Background information
- Also known as: Fairuz Mamish
- Born: Rachel Samocha 1895 Aleppo, Ottoman Syria
- Origin: Syria
- Died: 1955 (aged 59–60) Istanbul, Turkey
- Genres: Arabic music
- Occupation: Singer
- Instruments: Vocals; oud;
- Spouse: Hussein Awni Pasha

= Fairuz al-Halabiya =

Syrian singer and musician

Rachel Samocha (1895–1955), known professionally as Fairuz al-Ḥalabiya (فيروز الحلبية) or Fairuz Mamish (فيروز ماميش), was a Syrian singer, who was mainly active in Damascus, Beirut and Cairo. Lebanese singer Nouhad Haddad, known as Fairuz, adopted the stage name as a sign of admiration for her.

==Biography==
She was born in Aleppo to a Jewish family, and resided in Al Jamiliyeh neighborhood. She worked mainly in Damascus, Beirut and Cairo. She was also a talented oud player, and recorded several songs accompanied by the famous violinist Sami al-Shawa and the Jewish oud player Shehadeh Saada. She was also the teacher of Salih Almuhabik, the singer who represented Syria at the International Arab Music Congress held in Cairo in 1932 and who performed with her in Iraq.

She is also remembered from an event in January 1920 in which the song, "Ye Malikaan Ezz Nasran" ("Oh Great Victorious King", that was composed by Aleppo musician Ahmed El-Oubry), became famous after she sang it in honor of the king of Arab Kingdom of Syria (who later became king Faisal I of Iraq) when he visited Aleppo.

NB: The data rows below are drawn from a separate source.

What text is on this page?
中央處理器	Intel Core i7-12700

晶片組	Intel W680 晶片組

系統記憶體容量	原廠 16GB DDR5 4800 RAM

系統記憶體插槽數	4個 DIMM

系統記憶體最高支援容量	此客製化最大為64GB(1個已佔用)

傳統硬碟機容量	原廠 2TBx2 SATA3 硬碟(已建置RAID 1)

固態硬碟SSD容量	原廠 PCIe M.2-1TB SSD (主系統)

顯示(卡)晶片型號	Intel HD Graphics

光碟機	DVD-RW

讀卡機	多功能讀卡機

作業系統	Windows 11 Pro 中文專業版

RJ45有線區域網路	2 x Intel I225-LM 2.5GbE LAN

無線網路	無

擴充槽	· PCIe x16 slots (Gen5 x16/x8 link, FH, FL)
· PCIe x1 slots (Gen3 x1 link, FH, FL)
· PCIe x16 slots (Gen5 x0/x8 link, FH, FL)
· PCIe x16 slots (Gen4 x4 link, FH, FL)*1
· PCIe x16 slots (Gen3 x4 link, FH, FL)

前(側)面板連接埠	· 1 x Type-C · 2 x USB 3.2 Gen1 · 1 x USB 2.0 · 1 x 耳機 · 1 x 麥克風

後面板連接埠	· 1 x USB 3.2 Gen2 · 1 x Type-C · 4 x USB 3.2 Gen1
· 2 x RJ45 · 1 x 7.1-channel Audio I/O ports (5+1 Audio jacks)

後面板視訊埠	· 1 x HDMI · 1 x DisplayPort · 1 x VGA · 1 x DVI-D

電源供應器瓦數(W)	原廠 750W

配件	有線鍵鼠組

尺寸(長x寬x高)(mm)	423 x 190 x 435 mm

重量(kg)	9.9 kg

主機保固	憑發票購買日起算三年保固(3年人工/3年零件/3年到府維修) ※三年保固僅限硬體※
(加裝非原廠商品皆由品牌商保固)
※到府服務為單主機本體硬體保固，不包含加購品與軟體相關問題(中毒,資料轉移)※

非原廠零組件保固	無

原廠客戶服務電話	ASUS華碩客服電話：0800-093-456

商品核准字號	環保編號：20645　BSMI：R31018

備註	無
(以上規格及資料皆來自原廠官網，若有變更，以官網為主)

A song that gained national status after her performance. She also sang the national anthem before him: "I saw the sun after it shone. I was fascinated by her beautiful looks and asked the full moon who he loved fiercely, and he complained and cried: the love of the homeland."

==Personal life==
According to the prevailing opinion, which is widespread in several sources, Fayrouz al-Halabiyya married a Turkish officer named Hussein Awni Pasha, moved with him to Istanbul in the 1940s and died there in 1955.

However, the Digital Historical Archive website (Dar al-Watha’iq al-Raqmiya al-Tarihiyya) presents a different version: According to this documentation, she married Mr. Moise (Moshe) Menshi, gave birth to a son named Edward, and her husband and son traveled to Palestine, and she remained in Aleppo for a long time. According to the same source, it was only in 1982 that she arrived in Israel (possibly via Istanbul), met her son, and died in Israel.